Is paperwork taking over your entire desk or filing cabinet? Having piles of paper around are pain and managing them is difficult. Does looking at it make you think about going on a shredding spree? Hold on? Before you do that, you should make sure which paperwork to keep and which ones to get rid of. Tax records pile up easily but wait before you throw out last year’s tax return documents. Usually, you would have a time period of 3 years to amend your returns and the IRS initiates the audit after 3 years of the due date of your return.
There are some exceptional cases where you need to retain the documents for longer while holding on to the copies of the return indefinitely is recommended. Houston residents can get paper shredding done with the help of reliable third-party services. Check the website of ‘Data Shredding Services’ to know more about getting rid of documents. Be aware of the retention time of documents before disposing of your paperwork.
One year: Retain pay stubs until checking them against W -2s. If the totals match, it is safe to shred them. A similar approach ought to be followed with monthly brokerage statements. Hold them until they match with yearly statements and 1099s.

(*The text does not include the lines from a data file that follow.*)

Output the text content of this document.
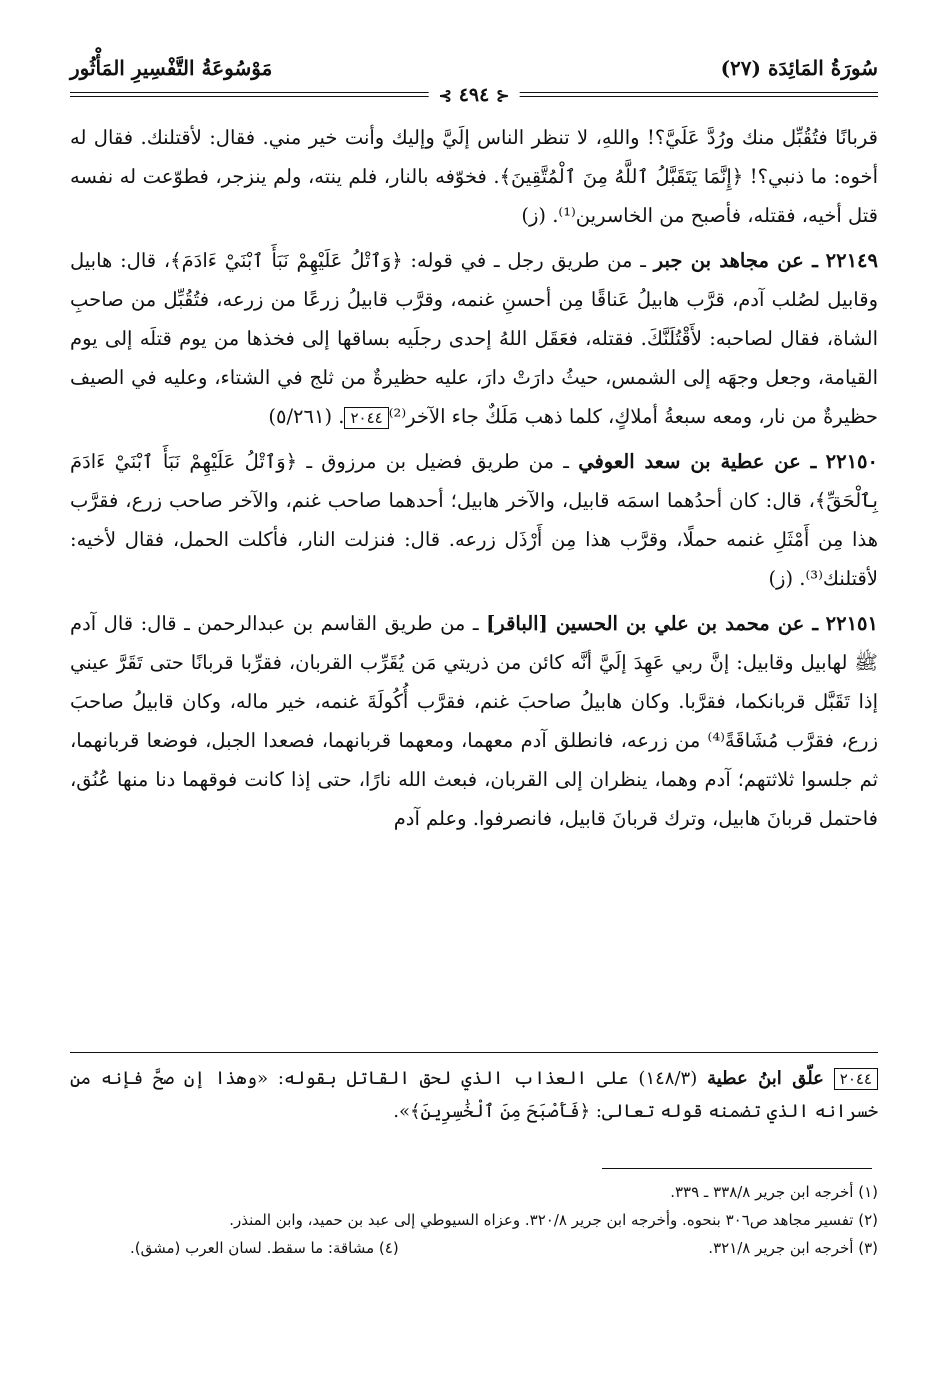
سُورَةُ المَائِدَة (٢٧)
مَوْسُوعَةُ التَّفْسِيرِ المَأْثُور
⊰ ٤٩٤ ⊱

قربانًا فتُقُبِّل منك ورُدَّ عَلَيَّ؟! واللهِ، لا تنظر الناس إلَيَّ وإليك وأنت خير مني. فقال: لأقتلنك. فقال له أخوه: ما ذنبي؟! ﴿إِنَّمَا يَتَقَبَّلُ ٱللَّهُ مِنَ ٱلْمُتَّقِينَ﴾. فخوّفه بالنار، فلم ينته، ولم ينزجر، فطوّعت له نفسه قتل أخيه، فقتله، فأصبح من الخاسرين⁽¹⁾. (ز)

٢٢١٤٩ ـ عن مجاهد بن جبر ـ من طريق رجل ـ في قوله: ﴿وَٱتْلُ عَلَيْهِمْ نَبَأَ ٱبْنَيْ ءَادَمَ﴾، قال: هابيل وقابيل لصُلب آدم، قرَّب هابيلُ عَناقًا مِن أحسنِ غنمه، وقرَّب قابيلُ زرعًا من زرعه، فتُقُبِّل من صاحبِ الشاة، فقال لصاحبه: لأَقْتُلَنَّكَ. فقتله، فعَقَل اللهُ إحدى رجلَيه بساقها إلى فخذها من يوم قتلَه إلى يوم القيامة، وجعل وجهَه إلى الشمس، حيثُ دارَتْ دارَ، عليه حظيرةٌ من ثلج في الشتاء، وعليه في الصيف حظيرةٌ من نار، ومعه سبعةُ أملاكٍ، كلما ذهب مَلَكٌ جاء الآخر⁽²⁾٢٠٤٤. (٥/٢٦١)

٢٢١٥٠ ـ عن عطية بن سعد العوفي ـ من طريق فضيل بن مرزوق ـ ﴿وَٱتْلُ عَلَيْهِمْ نَبَأَ ٱبْنَيْ ءَادَمَ بِٱلْحَقِّ﴾، قال: كان أحدُهما اسمَه قابيل، والآخر هابيل؛ أحدهما صاحب غنم، والآخر صاحب زرع، فقرَّب هذا مِن أَمْثَلِ غنمه حملًا، وقرَّب هذا مِن أَرْذَل زرعه. قال: فنزلت النار، فأكلت الحمل، فقال لأخيه: لأقتلنك⁽³⁾. (ز)

٢٢١٥١ ـ عن محمد بن علي بن الحسين [الباقر] ـ من طريق القاسم بن عبدالرحمن ـ قال: قال آدم ﷺ لهابيل وقابيل: إنَّ ربي عَهِدَ إلَيَّ أنَّه كائن من ذريتي مَن يُقَرِّب القربان، فقرِّبا قربانًا حتى تَقَرَّ عيني إذا تَقَبَّل قربانكما، فقرَّبا. وكان هابيلُ صاحبَ غنم، فقرَّب أُكُولَةَ غنمه، خير ماله، وكان قابيلُ صاحبَ زرع، فقرَّب مُشَاقَةً⁽⁴⁾ من زرعه، فانطلق آدم معهما، ومعهما قربانهما، فصعدا الجبل، فوضعا قربانهما، ثم جلسوا ثلاثتهم؛ آدم وهما، ينظران إلى القربان، فبعث الله نارًا، حتى إذا كانت فوقهما دنا منها عُنُق، فاحتمل قربانَ هابيل، وترك قربانَ قابيل، فانصرفوا. وعلم آدم

٢٠٤٤ علّق ابنُ عطية (١٤٨/٣) على العذاب الذي لحق القاتل بقوله: «وهذا إن صحَّ فإنه من خسرانه الذي تضمنه قوله تعالى: ﴿فَأَصْبَحَ مِنَ ٱلْخَٰسِرِينَ﴾».

(١) أخرجه ابن جرير ٣٣٨/٨ ـ ٣٣٩.

(٢) تفسير مجاهد ص٣٠٦ بنحوه. وأخرجه ابن جرير ٣٢٠/٨. وعزاه السيوطي إلى عبد بن حميد، وابن المنذر.

(٣) أخرجه ابن جرير ٣٢١/٨.

(٤) مشاقة: ما سقط. لسان العرب (مشق).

Three years: In general, you should hold documents that support income and deductions for a minimum of 3 years after you file your return.
The rule also applies to:
- Tax returns
- W2 Forms
- 1099 Forms
- 1098 Forms
- Receipts of charitable contributions
- Contributions made to retirement savings account that is tax-deductible.
Six years: If you cease to report at least 25% of your gross income, The IRS can initiate an audit up to 6 years. Self-employed people usually receive multiple 1099s since they may have business income from many sources and it is possible to miss reporting one. It is therefore advisable to keep the receipts and expenses for 6 years.
Seven years: Sometimes you loan money to someone who doesn’t pay you back within the timeframe or your stock picks didn’t turn out well. In such cases, you write off those as worthless security deductions. However, you will have to keep the related documents and records for at least 7 years.
Tax documents when goes into the wrong hands can be used for fraudulent process transactions. It is very important to shred the old documents after their retention time since they contain sensitive information.